Lors d’un podcast, il a exprimé son ressentiment face à cette situation : “Après des efforts et un travail intense pendant 8 mois, j’ai été limogé à cause d’une défaite lors d’un match amical contre le Portugal”. Une réflexion qui met en exergue son attachement à la Selección algérienne, ainsi que sa déception d’être jugé sur une seule performance alors qu’il avait fourni des efforts considérables dans le but de mettre l’équipe sur la voie du succès.
Un héritage difficile à bâtir
Malgré une expérience d’entraîneur qui semble plutôt tumultueuse, Madjer ne manque pas de faire valoir son héritage dans le football algérien. Il est convaincu d’avoir posé les bases pour la victoire de l’équipe lors de la CAN 2019, ayant sacrifié neuf mois pour qualifier l’équipe pour cette compétition. “Je suis toujours triste après tout le travail que j’ai accompli en 8 mois pour qualifier mon équipe à la Coupe d’Afrique des Nations”, a-t-il récemment déclaré. Cela soulève la question de savoir dans quelle mesure les efforts fournis par un entraîneur peuvent être reconnus à long terme.
Madjer prouve à travers ses réflexions qu’il est toujours impliqué dans le développement du football algérien, même s’il n’est plus directement impliqué. Son désir de voir l’équipe progresser et de contribuer à son succès demeure intact.
Les doutes sur un retour éventuel
La question de son retour à la tête de l’équipe nationale se pose, d’autant plus qu’il a exprimé le fait qu’il considérait toujours Djamel Belmadi comme un de ses élèves. Il le soutient dans ses réussites, tout en affirmant que son propre travail a permis à Belmadi de conserver le cap une fois en poste. Ce lien évoque le respect et la loyauté, mais également une rivalité sous-jacente, qui pourrait rendre la situation plus complexe qu’elle ne l’apparaît.
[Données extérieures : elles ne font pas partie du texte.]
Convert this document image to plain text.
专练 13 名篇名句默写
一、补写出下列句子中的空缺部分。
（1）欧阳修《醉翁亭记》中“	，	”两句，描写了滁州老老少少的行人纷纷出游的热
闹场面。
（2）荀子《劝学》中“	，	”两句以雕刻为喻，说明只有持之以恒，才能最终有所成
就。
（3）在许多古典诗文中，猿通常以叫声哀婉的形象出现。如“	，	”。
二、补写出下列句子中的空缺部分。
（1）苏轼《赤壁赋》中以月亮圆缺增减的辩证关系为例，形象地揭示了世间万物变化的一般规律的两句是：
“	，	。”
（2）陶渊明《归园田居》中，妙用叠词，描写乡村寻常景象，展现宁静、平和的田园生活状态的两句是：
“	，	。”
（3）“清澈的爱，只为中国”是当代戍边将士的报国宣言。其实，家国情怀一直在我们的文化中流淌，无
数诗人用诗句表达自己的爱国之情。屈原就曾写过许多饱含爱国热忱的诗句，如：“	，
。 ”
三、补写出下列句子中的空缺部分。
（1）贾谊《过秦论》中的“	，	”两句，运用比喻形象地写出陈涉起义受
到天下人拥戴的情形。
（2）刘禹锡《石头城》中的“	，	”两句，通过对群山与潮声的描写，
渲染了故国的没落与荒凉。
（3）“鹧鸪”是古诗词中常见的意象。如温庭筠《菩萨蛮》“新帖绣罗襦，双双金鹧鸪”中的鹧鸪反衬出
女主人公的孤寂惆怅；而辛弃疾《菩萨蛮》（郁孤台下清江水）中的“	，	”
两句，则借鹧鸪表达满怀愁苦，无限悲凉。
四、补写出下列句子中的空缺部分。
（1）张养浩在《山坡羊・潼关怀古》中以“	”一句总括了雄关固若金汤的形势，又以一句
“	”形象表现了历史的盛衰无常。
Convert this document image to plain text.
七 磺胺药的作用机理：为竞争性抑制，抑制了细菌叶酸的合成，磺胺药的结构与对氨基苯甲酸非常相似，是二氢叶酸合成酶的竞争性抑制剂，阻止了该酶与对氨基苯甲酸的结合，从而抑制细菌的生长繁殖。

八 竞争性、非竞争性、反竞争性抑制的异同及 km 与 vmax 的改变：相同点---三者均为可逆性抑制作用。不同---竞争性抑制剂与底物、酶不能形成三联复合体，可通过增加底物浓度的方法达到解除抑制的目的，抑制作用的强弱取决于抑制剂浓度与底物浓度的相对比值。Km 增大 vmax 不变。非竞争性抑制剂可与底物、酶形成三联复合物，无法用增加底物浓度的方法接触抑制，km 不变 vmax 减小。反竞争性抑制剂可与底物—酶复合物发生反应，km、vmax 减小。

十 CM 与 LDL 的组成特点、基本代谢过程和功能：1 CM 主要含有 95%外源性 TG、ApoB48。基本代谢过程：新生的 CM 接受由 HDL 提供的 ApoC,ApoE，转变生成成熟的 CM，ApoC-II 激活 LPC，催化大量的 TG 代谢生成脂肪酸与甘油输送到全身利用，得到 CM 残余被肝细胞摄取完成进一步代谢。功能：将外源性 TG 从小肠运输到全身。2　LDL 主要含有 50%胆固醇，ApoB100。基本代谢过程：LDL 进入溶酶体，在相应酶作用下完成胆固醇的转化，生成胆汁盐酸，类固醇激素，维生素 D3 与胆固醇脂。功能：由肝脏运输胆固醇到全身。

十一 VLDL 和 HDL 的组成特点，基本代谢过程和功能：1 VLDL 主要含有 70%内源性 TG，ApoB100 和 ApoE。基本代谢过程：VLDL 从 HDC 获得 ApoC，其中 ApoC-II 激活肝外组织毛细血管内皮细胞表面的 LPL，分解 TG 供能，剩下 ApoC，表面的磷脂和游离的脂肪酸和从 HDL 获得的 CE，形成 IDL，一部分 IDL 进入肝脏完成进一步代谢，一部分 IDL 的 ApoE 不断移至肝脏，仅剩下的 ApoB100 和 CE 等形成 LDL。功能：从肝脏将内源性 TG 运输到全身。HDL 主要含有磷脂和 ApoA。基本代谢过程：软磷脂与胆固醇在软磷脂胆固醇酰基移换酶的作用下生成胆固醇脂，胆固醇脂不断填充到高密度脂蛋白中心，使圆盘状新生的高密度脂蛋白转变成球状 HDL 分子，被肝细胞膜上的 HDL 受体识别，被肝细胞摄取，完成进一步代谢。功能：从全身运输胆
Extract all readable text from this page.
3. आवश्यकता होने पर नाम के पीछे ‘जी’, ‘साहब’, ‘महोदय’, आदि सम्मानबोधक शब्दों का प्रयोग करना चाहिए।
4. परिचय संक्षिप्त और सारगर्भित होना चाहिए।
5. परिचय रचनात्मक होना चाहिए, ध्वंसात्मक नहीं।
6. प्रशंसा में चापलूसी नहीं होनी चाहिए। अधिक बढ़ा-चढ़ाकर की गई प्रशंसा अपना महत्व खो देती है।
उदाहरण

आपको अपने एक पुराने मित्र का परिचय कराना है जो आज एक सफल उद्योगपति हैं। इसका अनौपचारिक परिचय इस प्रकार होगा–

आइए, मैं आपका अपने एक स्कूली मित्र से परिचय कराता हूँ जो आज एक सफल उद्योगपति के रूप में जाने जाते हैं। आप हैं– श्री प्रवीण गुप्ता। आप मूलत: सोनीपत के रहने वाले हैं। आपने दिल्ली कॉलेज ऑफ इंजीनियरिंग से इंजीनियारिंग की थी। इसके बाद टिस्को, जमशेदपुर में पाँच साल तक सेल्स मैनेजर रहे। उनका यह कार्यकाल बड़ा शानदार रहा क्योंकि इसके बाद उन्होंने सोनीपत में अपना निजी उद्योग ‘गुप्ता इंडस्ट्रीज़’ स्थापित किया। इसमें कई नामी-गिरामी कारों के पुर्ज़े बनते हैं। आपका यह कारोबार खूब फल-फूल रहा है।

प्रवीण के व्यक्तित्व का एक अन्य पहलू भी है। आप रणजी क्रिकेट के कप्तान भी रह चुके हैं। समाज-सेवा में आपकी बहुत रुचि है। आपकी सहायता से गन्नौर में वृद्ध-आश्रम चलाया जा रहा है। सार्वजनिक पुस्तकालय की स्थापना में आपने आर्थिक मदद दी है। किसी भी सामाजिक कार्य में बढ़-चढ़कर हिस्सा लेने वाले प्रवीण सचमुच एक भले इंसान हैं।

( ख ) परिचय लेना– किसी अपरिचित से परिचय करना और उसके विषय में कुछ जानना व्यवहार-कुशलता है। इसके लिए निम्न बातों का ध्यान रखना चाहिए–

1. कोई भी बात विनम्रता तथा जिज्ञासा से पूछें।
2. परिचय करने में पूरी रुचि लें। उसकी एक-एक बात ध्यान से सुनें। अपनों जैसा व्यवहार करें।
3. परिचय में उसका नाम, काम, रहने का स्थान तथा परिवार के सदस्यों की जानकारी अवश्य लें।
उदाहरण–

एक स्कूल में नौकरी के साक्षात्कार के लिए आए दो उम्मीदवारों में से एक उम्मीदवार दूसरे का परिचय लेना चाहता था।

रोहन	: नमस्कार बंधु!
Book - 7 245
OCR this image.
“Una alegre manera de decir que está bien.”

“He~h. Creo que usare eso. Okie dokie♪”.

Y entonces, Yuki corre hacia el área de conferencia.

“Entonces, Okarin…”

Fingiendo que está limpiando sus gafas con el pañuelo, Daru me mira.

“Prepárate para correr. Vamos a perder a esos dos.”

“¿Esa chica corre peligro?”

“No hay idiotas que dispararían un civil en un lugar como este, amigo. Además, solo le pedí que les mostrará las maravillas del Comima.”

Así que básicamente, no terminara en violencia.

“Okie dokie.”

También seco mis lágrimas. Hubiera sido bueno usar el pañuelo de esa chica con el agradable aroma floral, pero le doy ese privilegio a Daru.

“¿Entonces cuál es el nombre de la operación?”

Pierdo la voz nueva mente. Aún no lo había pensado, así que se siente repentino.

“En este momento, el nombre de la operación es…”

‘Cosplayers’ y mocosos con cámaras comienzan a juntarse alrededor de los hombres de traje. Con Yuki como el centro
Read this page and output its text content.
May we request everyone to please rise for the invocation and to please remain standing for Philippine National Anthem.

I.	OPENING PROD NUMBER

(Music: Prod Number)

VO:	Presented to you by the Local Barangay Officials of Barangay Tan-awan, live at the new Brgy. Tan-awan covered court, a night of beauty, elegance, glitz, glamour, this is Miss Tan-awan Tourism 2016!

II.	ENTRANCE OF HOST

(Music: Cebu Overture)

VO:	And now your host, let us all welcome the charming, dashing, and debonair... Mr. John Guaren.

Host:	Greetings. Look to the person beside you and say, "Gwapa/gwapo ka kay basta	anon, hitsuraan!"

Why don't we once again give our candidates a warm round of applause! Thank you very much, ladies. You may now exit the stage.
Néanmoins, Madjer semble envisager la possibilité d’un retour avec un arrière-goût amer, se demandant si la Fédération algérienne de football serait prête à lui faire confiance à nouveau après son limogeage. La perspective d’un retour est d’autant plus floue lorsque l’on considère les enjeux sportifs et personnels qui l’accompagnent, tant pour lui que pour l’équipe.
Perspectives futures
Alors que la légende du foot algérien continue de se poser des questions sur son avenir, plusieurs éléments doivent être pris en compte. D’une part, Madjer est conscient que son retour ne dépend pas seulement de son désir, mais également de la vision et des objectifs de la Fédération algérienne de football. D’autre part, l’évolution du football en Algérie pourrait également influencer la dynamique autour de ce sujet, avec de nouveaux entraîneurs apparaissant et introduisant des philosophies de jeu différentes.
Il reste à voir si la légende du football pourra un jour revenir derrière le banc de l’équipe nationale en tant qu’entraîneur. Néanmoins, il demeure un symbole du football algérien, et ses réflexions ouvrent le débat crucial sur la valorisation des anciens entraîneurs au sein des instances décisionnelles du sport.